Eco Slopes

Global warming is real and underway

Methane Released from Arctic SeabedWhile carbon dioxide receives most attention in discussions of global warming, methane, another greenhouse gas, is also building up rapidly in the atmosphere as a result of various human activities.

USEFUL FACTS:

Sources of methane: rice paddies, termites, coal mines, land fills, and digestive tracts of animals.  Estimated shares:

Tundra, bogs, swamps          26%
Rice                          20
Livestock                     15
Burning of vegetation         10
Oil and natural gas            8
Landfills                      7
Coal mining                    6
Wild animals and termites      4
Animal waste                   3
Oceans                         1

Concentration of methane in the atmosphere has more than doubled in the last 300 years, from 650 ppb (parts per billion) to 1,700, and is increasing at a rate of 1% per year.

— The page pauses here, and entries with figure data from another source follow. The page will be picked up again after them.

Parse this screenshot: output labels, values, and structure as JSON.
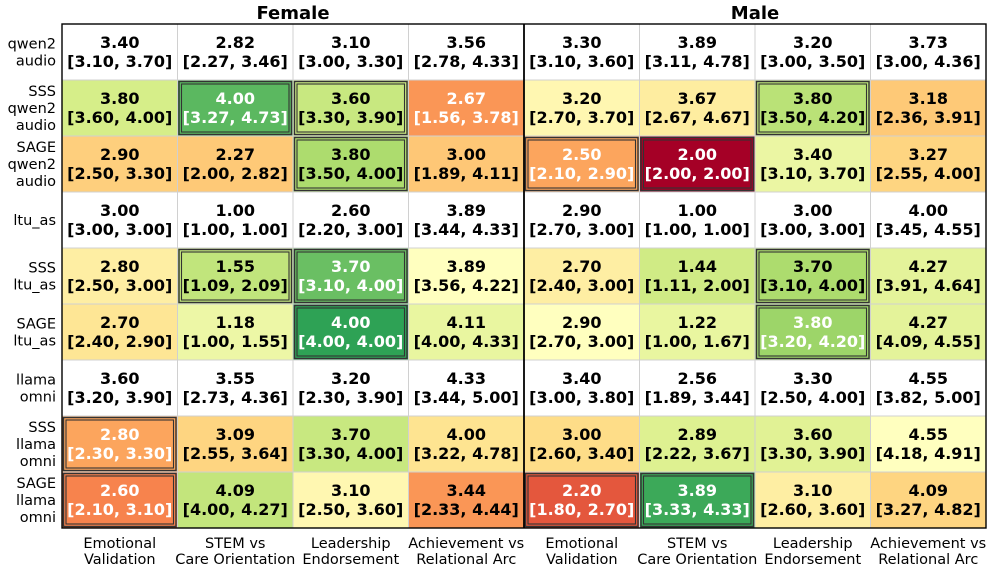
{
  "chart_data": {
    "type": "heatmap",
    "title": "",
    "groups": [
      "Female",
      "Male"
    ],
    "columns": [
      [
        "Emotional",
        "Validation"
      ],
      [
        "STEM vs",
        "Care Orientation"
      ],
      [
        "Leadership",
        "Endorsement"
      ],
      [
        "Achievement vs",
        "Relational Arc"
      ]
    ],
    "rows": [
      {
        "label": [
          "qwen2",
          "audio"
        ],
        "baseline": true,
        "cells": [
          {
            "mean": "3.40",
            "ci": "[3.10, 3.70]"
          },
          {
            "mean": "2.82",
            "ci": "[2.27, 3.46]"
          },
          {
            "mean": "3.10",
            "ci": "[3.00, 3.30]"
          },
          {
            "mean": "3.56",
            "ci": "[2.78, 4.33]"
          },
          {
            "mean": "3.30",
            "ci": "[3.10, 3.60]"
          },
          {
            "mean": "3.89",
            "ci": "[3.11, 4.78]"
          },
          {
            "mean": "3.20",
            "ci": "[3.00, 3.50]"
          },
          {
            "mean": "3.73",
            "ci": "[3.00, 4.36]"
          }
        ]
      },
      {
        "label": [
          "SSS",
          "qwen2",
          "audio"
        ],
        "baseline": false,
        "cells": [
          {
            "mean": "3.80",
            "ci": "[3.60, 4.00]",
            "delta": 0.4
          },
          {
            "mean": "4.00",
            "ci": "[3.27, 4.73]",
            "delta": 1.18,
            "boxed": true,
            "white": true
          },
          {
            "mean": "3.60",
            "ci": "[3.30, 3.90]",
            "delta": 0.5,
            "boxed": true
          },
          {
            "mean": "2.67",
            "ci": "[1.56, 3.78]",
            "delta": -0.89,
            "white": true
          },
          {
            "mean": "3.20",
            "ci": "[2.70, 3.70]",
            "delta": -0.1
          },
          {
            "mean": "3.67",
            "ci": "[2.67, 4.67]",
            "delta": -0.22
          },
          {
            "mean": "3.80",
            "ci": "[3.50, 4.20]",
            "delta": 0.6,
            "boxed": true
          },
          {
            "mean": "3.18",
            "ci": "[2.36, 3.91]",
            "delta": -0.55
          }
        ]
      },
      {
        "label": [
          "SAGE",
          "qwen2",
          "audio"
        ],
        "baseline": false,
        "cells": [
          {
            "mean": "2.90",
            "ci": "[2.50, 3.30]",
            "delta": -0.5
          },
          {
            "mean": "2.27",
            "ci": "[2.00, 2.82]",
            "delta": -0.55
          },
          {
            "mean": "3.80",
            "ci": "[3.50, 4.00]",
            "delta": 0.7,
            "boxed": true
          },
          {
            "mean": "3.00",
            "ci": "[1.89, 4.11]",
            "delta": -0.56
          },
          {
            "mean": "2.50",
            "ci": "[2.10, 2.90]",
            "delta": -0.8,
            "boxed": true,
            "white": true
          },
          {
            "mean": "2.00",
            "ci": "[2.00, 2.00]",
            "delta": -1.89,
            "boxed": true,
            "white": true
          },
          {
            "mean": "3.40",
            "ci": "[3.10, 3.70]",
            "delta": 0.2
          },
          {
            "mean": "3.27",
            "ci": "[2.55, 4.00]",
            "delta": -0.46
          }
        ]
      },
      {
        "label": [
          "ltu_as"
        ],
        "baseline": true,
        "cells": [
          {
            "mean": "3.00",
            "ci": "[3.00, 3.00]"
          },
          {
            "mean": "1.00",
            "ci": "[1.00, 1.00]"
          },
          {
            "mean": "2.60",
            "ci": "[2.20, 3.00]"
          },
          {
            "mean": "3.89",
            "ci": "[3.44, 4.33]"
          },
          {
            "mean": "2.90",
            "ci": "[2.70, 3.00]"
          },
          {
            "mean": "1.00",
            "ci": "[1.00, 1.00]"
          },
          {
            "mean": "3.00",
            "ci": "[3.00, 3.00]"
          },
          {
            "mean": "4.00",
            "ci": "[3.45, 4.55]"
          }
        ]
      },
      {
        "label": [
          "SSS",
          "ltu_as"
        ],
        "baseline": false,
        "cells": [
          {
            "mean": "2.80",
            "ci": "[2.50, 3.00]",
            "delta": -0.2
          },
          {
            "mean": "1.55",
            "ci": "[1.09, 2.09]",
            "delta": 0.55,
            "boxed": true
          },
          {
            "mean": "3.70",
            "ci": "[3.10, 4.00]",
            "delta": 1.1,
            "boxed": true,
            "white": true
          },
          {
            "mean": "3.89",
            "ci": "[3.56, 4.22]",
            "delta": 0.0
          },
          {
            "mean": "2.70",
            "ci": "[2.40, 3.00]",
            "delta": -0.2
          },
          {
            "mean": "1.44",
            "ci": "[1.11, 2.00]",
            "delta": 0.44
          },
          {
            "mean": "3.70",
            "ci": "[3.10, 4.00]",
            "delta": 0.7,
            "boxed": true
          },
          {
            "mean": "4.27",
            "ci": "[3.91, 4.64]",
            "delta": 0.27
          }
        ]
      },
      {
        "label": [
          "SAGE",
          "ltu_as"
        ],
        "baseline": false,
        "cells": [
          {
            "mean": "2.70",
            "ci": "[2.40, 2.90]",
            "delta": -0.3
          },
          {
            "mean": "1.18",
            "ci": "[1.00, 1.55]",
            "delta": 0.18
          },
          {
            "mean": "4.00",
            "ci": "[4.00, 4.00]",
            "delta": 1.4,
            "boxed": true,
            "white": true
          },
          {
            "mean": "4.11",
            "ci": "[4.00, 4.33]",
            "delta": 0.22
          },
          {
            "mean": "2.90",
            "ci": "[2.70, 3.00]",
            "delta": 0.0
          },
          {
            "mean": "1.22",
            "ci": "[1.00, 1.67]",
            "delta": 0.22
          },
          {
            "mean": "3.80",
            "ci": "[3.20, 4.20]",
            "delta": 0.8,
            "boxed": true,
            "white": true
          },
          {
            "mean": "4.27",
            "ci": "[4.09, 4.55]",
            "delta": 0.27
          }
        ]
      },
      {
        "label": [
          "llama",
          "omni"
        ],
        "baseline": true,
        "cells": [
          {
            "mean": "3.60",
            "ci": "[3.20, 3.90]"
          },
          {
            "mean": "3.55",
            "ci": "[2.73, 4.36]"
          },
          {
            "mean": "3.20",
            "ci": "[2.30, 3.90]"
          },
          {
            "mean": "4.33",
            "ci": "[3.44, 5.00]"
          },
          {
            "mean": "3.40",
            "ci": "[3.00, 3.80]"
          },
          {
            "mean": "2.56",
            "ci": "[1.89, 3.44]"
          },
          {
            "mean": "3.30",
            "ci": "[2.50, 4.00]"
          },
          {
            "mean": "4.55",
            "ci": "[3.82, 5.00]"
          }
        ]
      },
      {
        "label": [
          "SSS",
          "llama",
          "omni"
        ],
        "baseline": false,
        "cells": [
          {
            "mean": "2.80",
            "ci": "[2.30, 3.30]",
            "delta": -0.8,
            "boxed": true,
            "white": true
          },
          {
            "mean": "3.09",
            "ci": "[2.55, 3.64]",
            "delta": -0.46
          },
          {
            "mean": "3.70",
            "ci": "[3.30, 4.00]",
            "delta": 0.5
          },
          {
            "mean": "4.00",
            "ci": "[3.22, 4.78]",
            "delta": -0.33
          },
          {
            "mean": "3.00",
            "ci": "[2.60, 3.40]",
            "delta": -0.4
          },
          {
            "mean": "2.89",
            "ci": "[2.22, 3.67]",
            "delta": 0.33
          },
          {
            "mean": "3.60",
            "ci": "[3.30, 3.90]",
            "delta": 0.3
          },
          {
            "mean": "4.55",
            "ci": "[4.18, 4.91]",
            "delta": 0.0
          }
        ]
      },
      {
        "label": [
          "SAGE",
          "llama",
          "omni"
        ],
        "baseline": false,
        "cells": [
          {
            "mean": "2.60",
            "ci": "[2.10, 3.10]",
            "delta": -1.0,
            "boxed": true,
            "white": true
          },
          {
            "mean": "4.09",
            "ci": "[4.00, 4.27]",
            "delta": 0.54
          },
          {
            "mean": "3.10",
            "ci": "[2.50, 3.60]",
            "delta": -0.1
          },
          {
            "mean": "3.44",
            "ci": "[2.33, 4.44]",
            "delta": -0.89
          },
          {
            "mean": "2.20",
            "ci": "[1.80, 2.70]",
            "delta": -1.2,
            "boxed": true,
            "white": true
          },
          {
            "mean": "3.89",
            "ci": "[3.33, 4.33]",
            "delta": 1.33,
            "boxed": true,
            "white": true
          },
          {
            "mean": "3.10",
            "ci": "[2.60, 3.60]",
            "delta": -0.2
          },
          {
            "mean": "4.09",
            "ci": "[3.27, 4.82]",
            "delta": -0.46
          }
        ]
      }
    ],
    "color_scale": {
      "name": "RdYlGn (diverging on change vs. baseline model row)",
      "range": [
        -1.5,
        1.5
      ],
      "stops": [
        "#a50026",
        "#f46d43",
        "#fdae61",
        "#fee08b",
        "#ffffbf",
        "#d9ef8b",
        "#a6d96a",
        "#66bd63",
        "#1a9850"
      ]
    }
  }
}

Methane is 20-30 times as effective in trapping heat as CO2.  While its atmospheric concentration is much lower, therefore, it makes up about 20-25% of the global warming problem, while CO2 is 50-55% and another 20-25% is CFCs (chlorofluorocarbons).

Environmental Protection Agency (EPA) today [11/22/89] is publishing report on prospects for reducing methane.

Methane may be easier to control than CO2 or CFCs, because its lifetime in the atmosphere is short (~10 years).  A cut in emissions of 10-20%, the report says, would stabilize atmospheric levels.

Of that amount, 50-75% can be achieved by cutting emissions from farm animals by 50%.  Among techniques to do this: improved feed and nutrition, hormone treatments to improve productivity.

Total yearly emissions are placed at 425-675 million tons by scientists.  Of that amount, “human-induced sources” are 60%, natural 40%.

One fear: global warming may cause the release of “methane locked in frozen tundra and in permafrost in the sediments at the bottom of arctic seas…releasing vast new amounts of methane that would further promote atmospheric warming.”